According to the site, all indexes will remain free to the public at Ancestry.com, which will donate copies of record indexes and project images to partnering government archives and genealogy societies. Project images and indexes will also be available at subscribing US libraries, and Ancestry will provide free advertising to partnering genealogy societies. This last bit of information was intriguing and I asked Suzanne Russo Adams of Ancestry's Professional Desk, who just responded:

"Free advertising means society partnership logos will be placed on a designated partnership page as well as society logo and link on the database page for the specific project. For example, the Nebraska State Genealogical Society is the partner for the NE State Censuses; therefore, they will get their link and logo on a World Archives Project partner page as well as on the database, when completed. A partner society also receives a copy of the images and indexes for the society."

Active contributors (those helping to index 900-plus records per quarter) will be able to vote - in the future - on which records are indexed next. They will receive free access to original images in the project’s databases. Those who already subscribe to Ancestry.com will be eligible for a discount (10% US Deluxe; 15% World Deluxe) on renewal.

Note that according to this wording, searchable indexes will remain free to all, but that public access to the document images will be for-fee. General researchers who either wish to download an image or to check the accuracy of a transcription will need a subscription.

For more information, click here. Active contributor guidelines are here.


  1. Hi Schelly,

    Thanks for this (about Ancestry.com's World Archives Project). I know you usually report facts, but perhaps you can speculate a bit on what Ancestry has in mind? They seem to really be sweeping up lots of things (JewishGen too, of course), and I'm wondering where they're going with it all.

  2. There isn't too much speculation in my comments below - it is rather transparent and simple.

    TGN - the parent company of Ancestry.com - is a for-profit corporation. As the pursuit of family history fascinates increasingly larger numbers of people around the world, those individuals want more access to records which may be difficult to view in person, to read or to translate.

    TGN understands that supplying access (images and searchable indexes) to genealogical records of many types translates into subscriptions and other profit-generating activities.
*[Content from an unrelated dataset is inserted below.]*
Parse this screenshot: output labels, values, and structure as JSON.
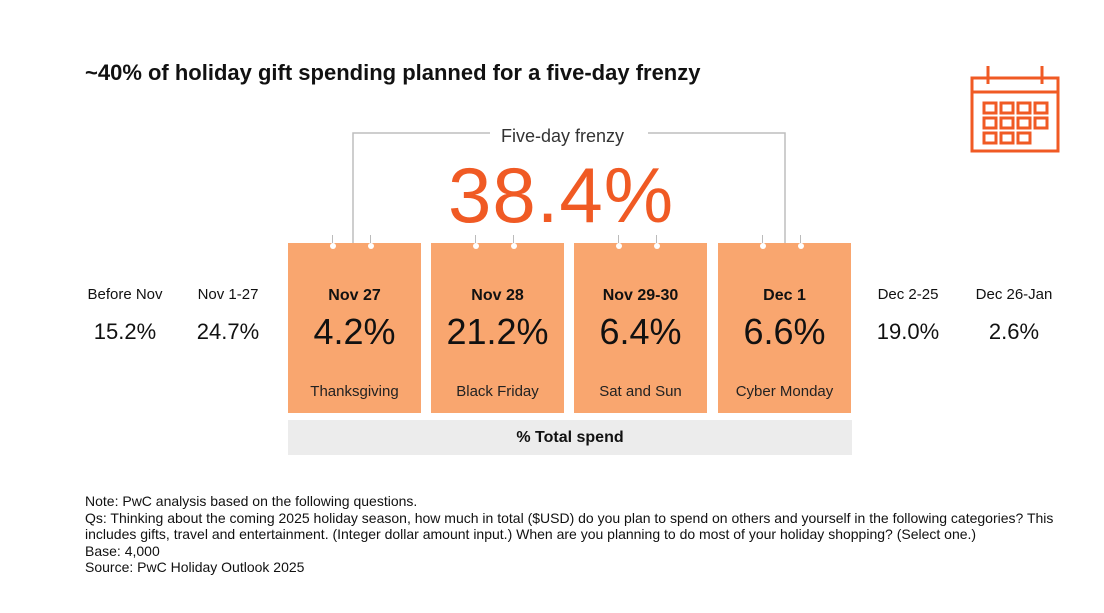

In general, it is an excellent business model, followed also by other sites such as WorldVitalRecords, FootNote, GenealogyBank, FindMyPast, etc.

    While not all research can be conducted online, more and more can be accessed, which is a benefit to international researchers who understand that the Internet makes the world smaller and more accessible from even extremely remote areas.

    However - there is always a "however" when discussing these sorts of things, is that a corporation must still keep a human edge to decisions ... that someone at every corporate level must say "Yes, we can take this or that particular action ... but should we?" and discuss the possible ramifications of actions.

    Tracing the Tribe readers will remember what happened with Ancestry's Biographical Collection that had to be taken down because no one asked that question about including materials from copyrighted webpages without asking the page owners for permission to do so.

    Consultation with the genealogy world's non-corporate experts and professionals is advised. This is now being addressed by Ancestry/TGN.